Les deux acteurs principaux de la série furent James Darren dans le rôle de Tony Newman (James Darren sera également Vic Fontaine dans la série STAR TREK : DEEP SPACE NINE) et Robert Colbert dans le rôle de Douglas Phillips.

Bill Abbott, spécialiste des effets spéciaux sur la série, fut à nouveau récompensé après VOYAGE AU FOND DES MERS pour sa création remarquable du fameux tunnel vedette de AU CŒUR DU TEMPS.À signaler que ce fut John Williams qui composa là encore le générique.

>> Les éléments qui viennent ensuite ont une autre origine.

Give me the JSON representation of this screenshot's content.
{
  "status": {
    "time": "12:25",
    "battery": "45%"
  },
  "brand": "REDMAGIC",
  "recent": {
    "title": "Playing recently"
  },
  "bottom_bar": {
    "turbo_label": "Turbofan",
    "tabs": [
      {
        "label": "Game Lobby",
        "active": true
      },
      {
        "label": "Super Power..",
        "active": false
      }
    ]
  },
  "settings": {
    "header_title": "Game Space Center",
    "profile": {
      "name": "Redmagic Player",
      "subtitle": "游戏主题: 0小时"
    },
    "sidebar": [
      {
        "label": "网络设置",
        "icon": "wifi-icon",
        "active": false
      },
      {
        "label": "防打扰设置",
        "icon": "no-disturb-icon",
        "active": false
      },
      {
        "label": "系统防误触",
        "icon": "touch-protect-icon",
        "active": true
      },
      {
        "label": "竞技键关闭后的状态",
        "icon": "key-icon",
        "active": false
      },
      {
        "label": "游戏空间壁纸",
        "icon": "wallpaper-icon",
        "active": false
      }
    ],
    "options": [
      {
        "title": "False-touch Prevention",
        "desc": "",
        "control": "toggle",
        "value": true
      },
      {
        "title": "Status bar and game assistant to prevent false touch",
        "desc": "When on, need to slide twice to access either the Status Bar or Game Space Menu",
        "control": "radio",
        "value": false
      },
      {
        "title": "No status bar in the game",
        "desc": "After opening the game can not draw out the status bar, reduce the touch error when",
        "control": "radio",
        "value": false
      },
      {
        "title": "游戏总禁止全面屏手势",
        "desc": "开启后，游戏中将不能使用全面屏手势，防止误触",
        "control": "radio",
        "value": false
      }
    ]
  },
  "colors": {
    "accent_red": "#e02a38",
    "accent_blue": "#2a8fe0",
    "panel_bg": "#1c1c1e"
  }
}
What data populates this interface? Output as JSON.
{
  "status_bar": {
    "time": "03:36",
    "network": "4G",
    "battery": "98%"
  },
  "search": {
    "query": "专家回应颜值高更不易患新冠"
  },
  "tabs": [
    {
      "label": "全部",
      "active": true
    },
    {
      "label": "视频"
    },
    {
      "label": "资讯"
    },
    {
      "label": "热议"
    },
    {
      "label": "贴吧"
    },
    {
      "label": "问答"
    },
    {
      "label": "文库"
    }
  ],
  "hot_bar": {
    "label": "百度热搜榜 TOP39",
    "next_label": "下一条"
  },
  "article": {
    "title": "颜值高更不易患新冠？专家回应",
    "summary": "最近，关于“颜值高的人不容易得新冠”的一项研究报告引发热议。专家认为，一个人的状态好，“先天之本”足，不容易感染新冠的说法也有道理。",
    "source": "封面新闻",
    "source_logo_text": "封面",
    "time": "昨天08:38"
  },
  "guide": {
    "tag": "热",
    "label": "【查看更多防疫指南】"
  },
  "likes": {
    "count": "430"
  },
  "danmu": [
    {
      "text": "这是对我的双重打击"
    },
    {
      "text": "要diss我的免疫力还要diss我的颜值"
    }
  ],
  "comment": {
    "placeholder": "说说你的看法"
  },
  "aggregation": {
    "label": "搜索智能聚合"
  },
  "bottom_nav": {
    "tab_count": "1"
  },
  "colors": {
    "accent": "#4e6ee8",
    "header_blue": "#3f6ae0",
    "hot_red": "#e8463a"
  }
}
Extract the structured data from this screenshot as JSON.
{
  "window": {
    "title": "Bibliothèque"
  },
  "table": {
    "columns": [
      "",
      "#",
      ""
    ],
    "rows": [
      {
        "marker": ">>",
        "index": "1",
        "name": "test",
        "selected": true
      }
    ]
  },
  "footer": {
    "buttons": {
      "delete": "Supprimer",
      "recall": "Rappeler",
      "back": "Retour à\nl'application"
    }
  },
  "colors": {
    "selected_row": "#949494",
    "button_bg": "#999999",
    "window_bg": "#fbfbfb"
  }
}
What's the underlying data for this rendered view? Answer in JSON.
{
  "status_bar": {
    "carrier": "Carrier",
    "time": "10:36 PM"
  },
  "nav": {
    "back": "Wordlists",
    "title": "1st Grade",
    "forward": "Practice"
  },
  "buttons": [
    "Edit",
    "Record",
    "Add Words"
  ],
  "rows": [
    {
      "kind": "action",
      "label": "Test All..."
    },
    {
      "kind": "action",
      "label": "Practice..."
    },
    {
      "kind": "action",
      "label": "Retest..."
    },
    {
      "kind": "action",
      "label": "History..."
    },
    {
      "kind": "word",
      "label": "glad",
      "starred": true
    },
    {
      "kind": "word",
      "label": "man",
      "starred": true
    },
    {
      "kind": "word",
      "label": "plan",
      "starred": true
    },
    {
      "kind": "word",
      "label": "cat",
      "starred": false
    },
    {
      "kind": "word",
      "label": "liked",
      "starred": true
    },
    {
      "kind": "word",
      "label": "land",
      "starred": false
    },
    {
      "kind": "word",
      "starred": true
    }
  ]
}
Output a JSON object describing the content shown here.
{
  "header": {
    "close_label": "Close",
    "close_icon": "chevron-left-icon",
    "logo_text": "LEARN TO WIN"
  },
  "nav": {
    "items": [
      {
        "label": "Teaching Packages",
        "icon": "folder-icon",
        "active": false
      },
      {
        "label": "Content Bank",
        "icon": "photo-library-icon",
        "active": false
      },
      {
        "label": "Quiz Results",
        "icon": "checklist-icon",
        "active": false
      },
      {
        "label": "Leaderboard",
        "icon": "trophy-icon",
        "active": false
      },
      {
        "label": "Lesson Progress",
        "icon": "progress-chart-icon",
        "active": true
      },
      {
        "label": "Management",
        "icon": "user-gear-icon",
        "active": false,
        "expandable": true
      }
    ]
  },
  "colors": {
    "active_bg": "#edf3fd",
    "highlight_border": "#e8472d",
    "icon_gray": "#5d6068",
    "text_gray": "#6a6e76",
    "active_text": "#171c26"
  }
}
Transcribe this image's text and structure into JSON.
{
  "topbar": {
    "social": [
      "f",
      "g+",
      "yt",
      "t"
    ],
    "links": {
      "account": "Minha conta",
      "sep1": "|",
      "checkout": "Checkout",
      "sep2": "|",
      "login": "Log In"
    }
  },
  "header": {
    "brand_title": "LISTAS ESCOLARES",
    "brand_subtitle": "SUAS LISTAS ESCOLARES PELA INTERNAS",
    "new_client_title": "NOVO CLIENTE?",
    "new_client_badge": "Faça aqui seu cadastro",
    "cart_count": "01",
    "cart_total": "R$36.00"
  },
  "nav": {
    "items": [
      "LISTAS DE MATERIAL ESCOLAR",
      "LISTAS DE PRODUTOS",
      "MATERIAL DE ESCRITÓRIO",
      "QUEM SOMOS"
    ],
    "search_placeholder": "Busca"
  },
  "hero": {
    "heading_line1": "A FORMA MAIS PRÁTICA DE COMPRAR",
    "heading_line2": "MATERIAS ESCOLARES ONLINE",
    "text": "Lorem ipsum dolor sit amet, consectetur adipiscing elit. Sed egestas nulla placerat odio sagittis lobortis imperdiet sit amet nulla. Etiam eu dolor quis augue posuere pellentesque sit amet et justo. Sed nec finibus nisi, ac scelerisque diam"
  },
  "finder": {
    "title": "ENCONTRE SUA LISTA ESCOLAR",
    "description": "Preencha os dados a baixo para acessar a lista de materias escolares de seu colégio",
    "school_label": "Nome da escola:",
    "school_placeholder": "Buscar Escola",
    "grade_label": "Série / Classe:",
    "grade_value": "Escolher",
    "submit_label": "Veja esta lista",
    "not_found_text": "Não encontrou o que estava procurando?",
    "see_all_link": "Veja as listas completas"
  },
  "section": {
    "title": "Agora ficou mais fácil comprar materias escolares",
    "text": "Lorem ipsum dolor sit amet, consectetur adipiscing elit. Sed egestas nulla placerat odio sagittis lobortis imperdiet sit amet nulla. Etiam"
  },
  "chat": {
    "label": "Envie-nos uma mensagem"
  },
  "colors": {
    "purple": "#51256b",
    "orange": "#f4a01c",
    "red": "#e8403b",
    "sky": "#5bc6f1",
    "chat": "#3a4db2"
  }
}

Aujourd’hui, et ce malgré toutes ses qualités, AU CŒUR DU TEMPS a incontestablement pris un sacré coup de vieux. L’extrême lenteur des épisodes liée aux incohérences flagrantes pénalisent quelque peu la série d’Irwin Allen. Comment nos héros peuvent-ils constamment comprendre toutes les langues de tous les personnages qu’ils rencontrent dans différents pays de différentes époques ? Comment peuvent-ils être constamment filmés dans leurs moindres faits et gestes pour apparaître sur les écrans de contrôle du centre qui les a perdus ?… Ces petites scories expliquent peut-être le fait que la série n’obtint jamais aux USA le même succès que les autres produites par Allen. Mais cela n’empêche pas pour autant AU CŒUR DU TEMPS de demeurer dans nos… cœurs.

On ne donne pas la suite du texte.